Siedzi mi też w serduszku kilka rozmów obozowych. Takich po ognisku, kiedy mogłam w końcu poczuć się na swoim miejscu. Takich pod gwiazdami do trzeciej nad ranem, chociaż miało się iść spać, żeby następnego dnia nie wjechać w latarnię… Twoje pytanie było bardzo trafne, Watsonie. Odpowiedź: chyba tylko Bóg to jeden wie ;).

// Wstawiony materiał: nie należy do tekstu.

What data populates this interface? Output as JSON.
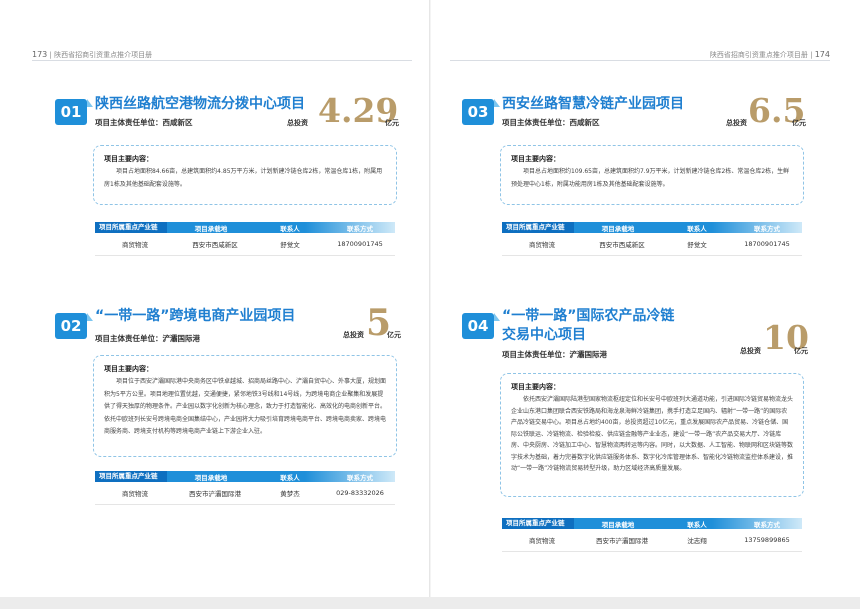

Myślę, że ten obóz miał klimat. Nie był nijaki. Będziemy pamiętać o krokodylu Pimpusiu, o pytonie Tulisiu… O porwaniu Sherlocka Holmesa. O dziwnej fazie gadania na -u.
Ja będę pamiętać o Basi, która do mnie machała za każdym razem, jak mnie widziała (mówiąc, że dawno mnie nie widziała, a mieszkałyśmy po dwóch stronach drogi widując się… ciągle), bo zauważyła, że wtedy się uśmiecham :).

Pisząc tytuł postu zdałam sobie sprawę, że tym razem wyjątkowo pasuje. Prosiłam Agę, żeby mnie kopnęła (nie dosłownie, mentalnie raczej), gdybym na apelu miała zapomnieć o tej drobnej kwestii, że przekazuję jednostkę. Pamiętałam, ale tak czy tak zostałam kopnięta. Dziewczyny się tego nie spodziewały. Ale ich reakcje były przekochane. Nie spodziewałam się takich. Tak po prawdzie, to nie spodziewałam się żadnych konkretnych, bo po prostu o tym nie myślałam.
A zatem kopnięta drużynowa się żegna, choć pozostaje (zapewne w jakimś stopniu kopniętą) przewodniczką. Cieszę się, że zamykam moją służbę w zielonej takim obozem. Nie był idealny. Ale był dobry. Tym razem naprawdę.